An intelligent multi-fidelity surrogate-assisted multi-objective reservoir production optimization method based on transfer stacking

Recently, many researchers have focused on reservoir production optimization because it is one of the most essential processes in closed-loop reservoir management. Surrogate-assisted production optimization in particular has received a lot of research attention. This technique applies a simple yet vigorous approximation model to substitute expensive numerical simulation runs. However, almost all the existing methods independently use a single approximation model and neglect the potential synergies between these models. In order to make full use of the potential synergies of these existing approximation models, a novel multi-fidelity (MF) surrogate-assisted multi-objective production optimization (MOPO) method based on transfer stacking (MFTS-MOPO) is proposed. In the MFTS-MOPO method, the radial basis function network and support vector regression surrogate models are applied to approximate the high-fidelity (HF) model as the two additional low-fidelity (LF) models. Then a multi-fidelity surrogate model is adopted to evaluate objectives during the optimization process by transferring the two additional and streamline low-fidelity models to the computationally expensive high-fidelity model.

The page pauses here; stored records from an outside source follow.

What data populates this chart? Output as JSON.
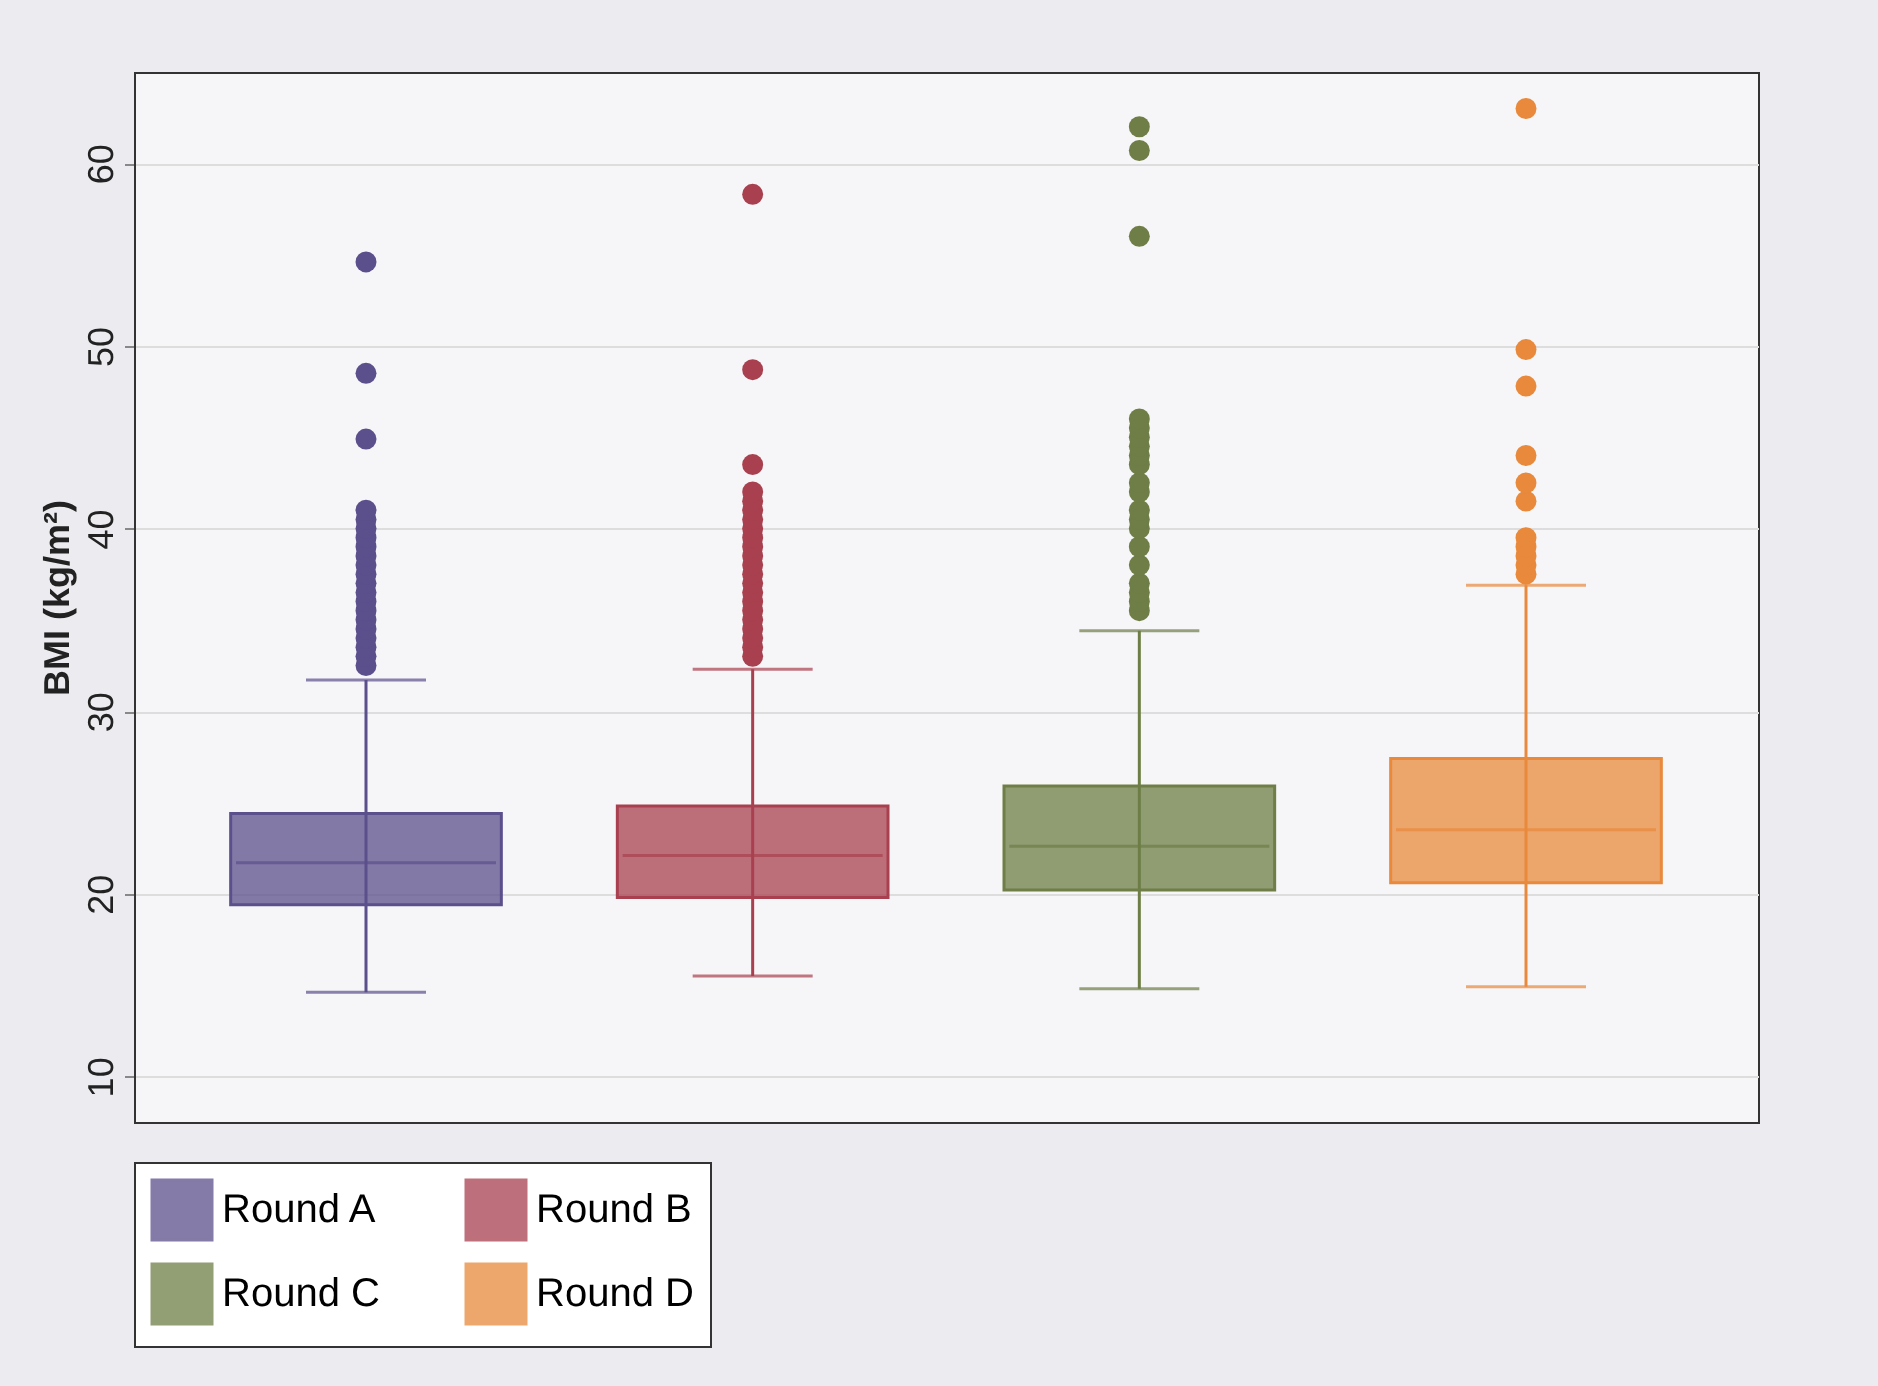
{
  "chart_data": {
    "type": "box",
    "ylabel": "BMI (kg/m²)",
    "categories": [
      null,
      null,
      null,
      null
    ],
    "ylim": [
      7.5,
      65
    ],
    "yticks": [
      10,
      20,
      30,
      40,
      50,
      60
    ],
    "grid": "y",
    "legend": "bottom",
    "tick_labels": "y",
    "series": [
      {
        "name": "Round A",
        "color": "#5b4f8c",
        "boxes": [
          {
            "low": 14.6,
            "q1": 19.4,
            "median": 21.7,
            "q3": 24.4,
            "high": 31.7,
            "outliers": [
              32.5,
              33,
              33.5,
              34,
              34.5,
              35,
              35.5,
              36,
              36.5,
              37,
              37.5,
              38,
              38.5,
              39,
              39.5,
              40,
              40.5,
              41,
              44.9,
              48.5,
              54.6
            ]
          },
          null,
          null,
          null
        ]
      },
      {
        "name": "Round B",
        "color": "#a8404f",
        "boxes": [
          null,
          {
            "low": 15.5,
            "q1": 19.8,
            "median": 22.1,
            "q3": 24.8,
            "high": 32.3,
            "outliers": [
              33,
              33.5,
              34,
              34.5,
              35,
              35.5,
              36,
              36.5,
              37,
              37.5,
              38,
              38.5,
              39,
              39.5,
              40,
              40.5,
              41,
              41.5,
              42,
              43.5,
              48.7,
              58.3
            ]
          },
          null,
          null
        ]
      },
      {
        "name": "Round C",
        "color": "#6e7e46",
        "boxes": [
          null,
          null,
          {
            "low": 14.8,
            "q1": 20.2,
            "median": 22.6,
            "q3": 25.9,
            "high": 34.4,
            "outliers": [
              35.5,
              36,
              36.5,
              37,
              38,
              39,
              40,
              40.5,
              41,
              42,
              42.5,
              43.5,
              44,
              44.5,
              45,
              45.5,
              46,
              56,
              60.7,
              62
            ]
          },
          null
        ]
      },
      {
        "name": "Round D",
        "color": "#e8893c",
        "boxes": [
          null,
          null,
          null,
          {
            "low": 14.9,
            "q1": 20.6,
            "median": 23.5,
            "q3": 27.4,
            "high": 36.9,
            "outliers": [
              37.5,
              38,
              38.5,
              39,
              39.5,
              41.5,
              42.5,
              44,
              47.8,
              49.8,
              63
            ]
          }
        ]
      }
    ]
  }
}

Furthermore, two sampling infill strategies are applied to efficiently improve the quality of the multi-fidelity surrogate model. The uniqueness of the proposed MFTS-MOPO method is that the transfer stacking technique is employed to efficiently use the information from different fidelity models to establish the MF surrogate model and the infill sampling strategy used to improve its performance. In addition, three benchmark problems and two reservoirs with different scales were applied to illustrate the effectiveness and accuracy of the MFTS-MOPO method. It was found that the MFTS-MOPO method had superior performance in convergence and diversity than other conventional methods.